Ada juga jurnalisme kloning jenis Excessive aggregation, yakni berupa penggabungan berbagai karya jurnalistik orang lain yang kemudian dimodifikasi dan diakui sebagai karya pribadi tanpa mencantumkan sumber. Dan jenis Idea theft, yaitu ketika seorang wartawan menggunakan ide dan konsep cerita dari wartawan lain dalam karya jurnalistiknya sebagai sesuatu yang umum dan tidak jujur secara intelektual.

Praktik kloning berita adalah hal dilarang namun faktanya praktik itu terus terjadi dan dilakukan oleh wartawan. Budaya kloning berdampak pada hilangnya ekslusifitas berita yang justru menjadi sumber andalan media dalam menjual berita kepada khalayak.

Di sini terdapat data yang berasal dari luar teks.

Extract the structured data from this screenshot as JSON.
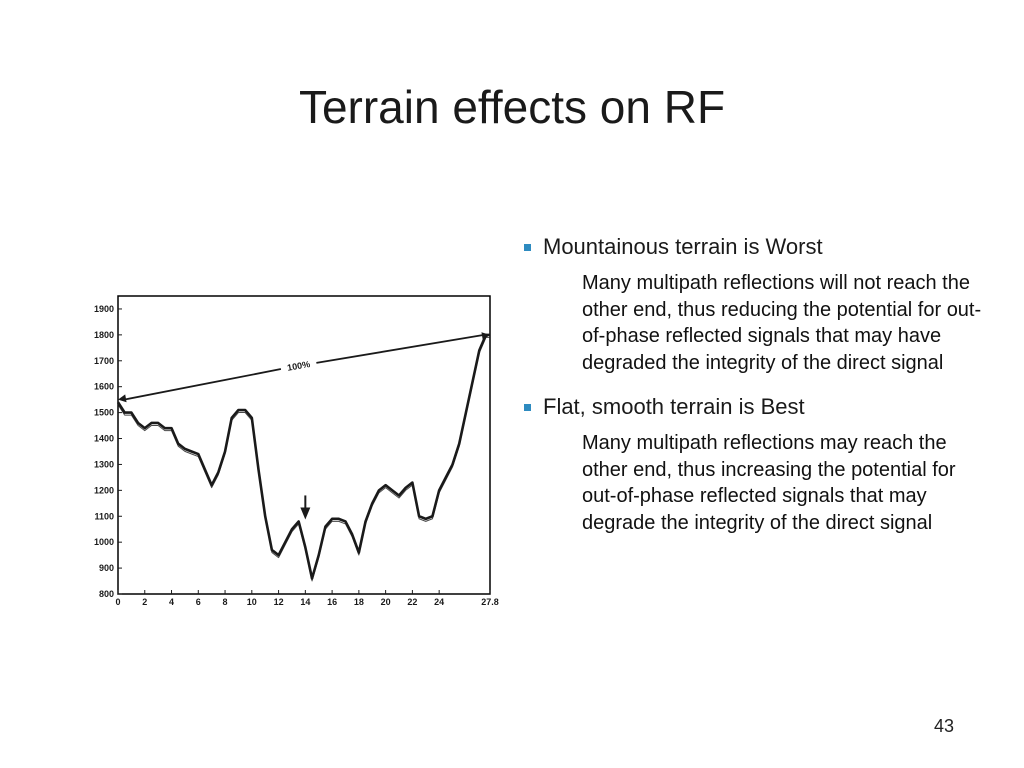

Dalam konteks media massa atau jurnalistik menurut Alan Michael Samson dalam “Plagiarism and Fabrication Dishonesty in The Newsroom” menyebutkan, “News media plagiarism as its simplest understanding, the passing off by a reporter of another’s work or part work as his or her own.”

Plagiarisme bukan hanya terjadi ketika wartawan menggunakan berita wartawan lain untuk kemudian dimuat di medianya atas namanya sendiri, namun juga ketika wartawan menggunakan hasil liputan orang lain dan membuat berita seolah-olah sumber berita tersebut merupakan hasil dari liputannya sendiri.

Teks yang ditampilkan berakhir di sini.